The walls and floors are made of marble imported from Italy and feature several mosaics. The bronze plaque above the altar depicts the St. Peter's in Rome.



 The tomb of Mgr. Bourget, an art work which was created in Rome, is located in the centre. The remains of the bishop that lay in a crypt under one of the pillars in the cathedral, were transferred to his tomb on April 27, 1933.


The titular bishops are buried on the right-hand side and the auxiliary bishops on the left-hand side.





The Chapel of the Assumption

This chapel, also known as the Marriage Chapel, is located on the right side of the nave (across from the Bishop's Chapel). This work of art features a wood-carved altarpiece, decorated with gold leaf and framing a painting depicting the Assumption of the Virgin Mary. It was made around 1635 at the Benedictine Abbey in Bellelay, Switzerland by a Spanish monk. When the monks were forced to leave during the religious retaliation, the occupying French troops sold all the precious furniture in the Abbey. At the beginning of the 20th century, the Austrian architect-conservator Rodolphe Messmer, discovered the altarpiece in the church of Suarce, France and acquired it. In 1994, Bruno Messmer donated it to the Roman Catholic Archdiocese of Montreal.

In 1957, Cardinal Paul-Émile Léger put the chapel at the disposal of the Order of Malta. The stained-glass windows are dedicated to this Order.



The sacrament of baptism is celebrated in the small chapel. The marble baptismal font is surmounted by an impressive stucco crucifix sculpted by Philippe HĂ©bert.

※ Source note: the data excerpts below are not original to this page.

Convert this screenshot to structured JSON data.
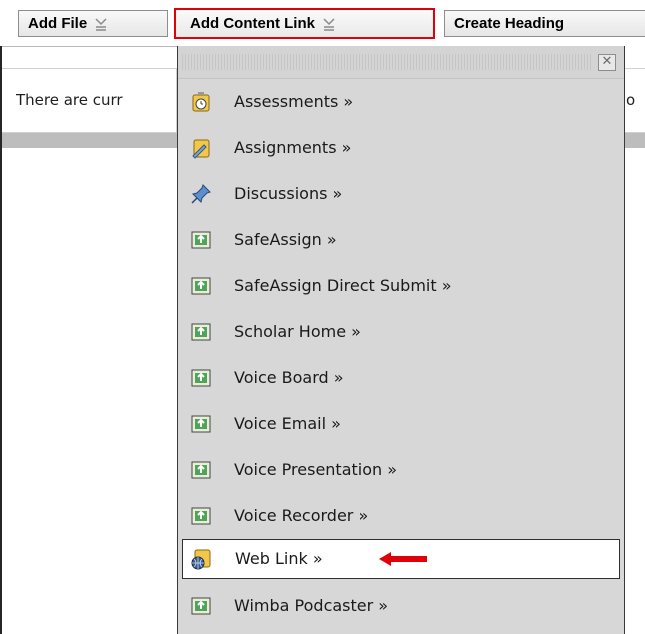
{
  "toolbar": {
    "add_file_label": "Add File",
    "add_content_link_label": "Add Content Link",
    "create_heading_label": "Create Heading"
  },
  "page": {
    "message_left": "There are curr",
    "message_right": "o"
  },
  "menu": {
    "close_symbol": "✕",
    "items": [
      {
        "label": "Assessments »",
        "icon": "assessment-icon"
      },
      {
        "label": "Assignments »",
        "icon": "assignment-icon"
      },
      {
        "label": "Discussions »",
        "icon": "pushpin-icon"
      },
      {
        "label": "SafeAssign »",
        "icon": "tool-icon"
      },
      {
        "label": "SafeAssign Direct Submit »",
        "icon": "tool-icon"
      },
      {
        "label": "Scholar Home »",
        "icon": "tool-icon"
      },
      {
        "label": "Voice Board »",
        "icon": "tool-icon"
      },
      {
        "label": "Voice Email »",
        "icon": "tool-icon"
      },
      {
        "label": "Voice Presentation »",
        "icon": "tool-icon"
      },
      {
        "label": "Voice Recorder »",
        "icon": "tool-icon"
      },
      {
        "label": "Web Link »",
        "icon": "web-link-icon"
      },
      {
        "label": "Wimba Podcaster »",
        "icon": "tool-icon"
      }
    ]
  },
  "colors": {
    "highlight_border": "#e0000a",
    "arrow": "#e0000a",
    "menu_bg": "#d7d7d7"
  }
}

Built by Casavant Frères, the organ was inaugurated on September 22, 1893. At that time, it consisted of 56 stops on three manuals and a pedal board. In 1951 the organ required enormous maintenance, after which was decided to rebuild the entire organ. Again, Casavant Frères was chosen for the job and they added 20 stops and a manual.

Covering the altar, which is located under the dome, is a neo-baroque ciborium or baldaquin, with twisting columns. It was created in Rome in 1900 by Joseph-Arthur Vincent and is a reproduction of the famous 'baldacchino' in the St. Peter's, created by Gian Lorenzo Bernini. It is fully hand-made and made with red copper and gold leaf. The angels, garlands and papal insignia were sculpted between 1910 and 1911 by Olindo Gratton. This full work of art was a donation to the cathedral by the Sulpicians.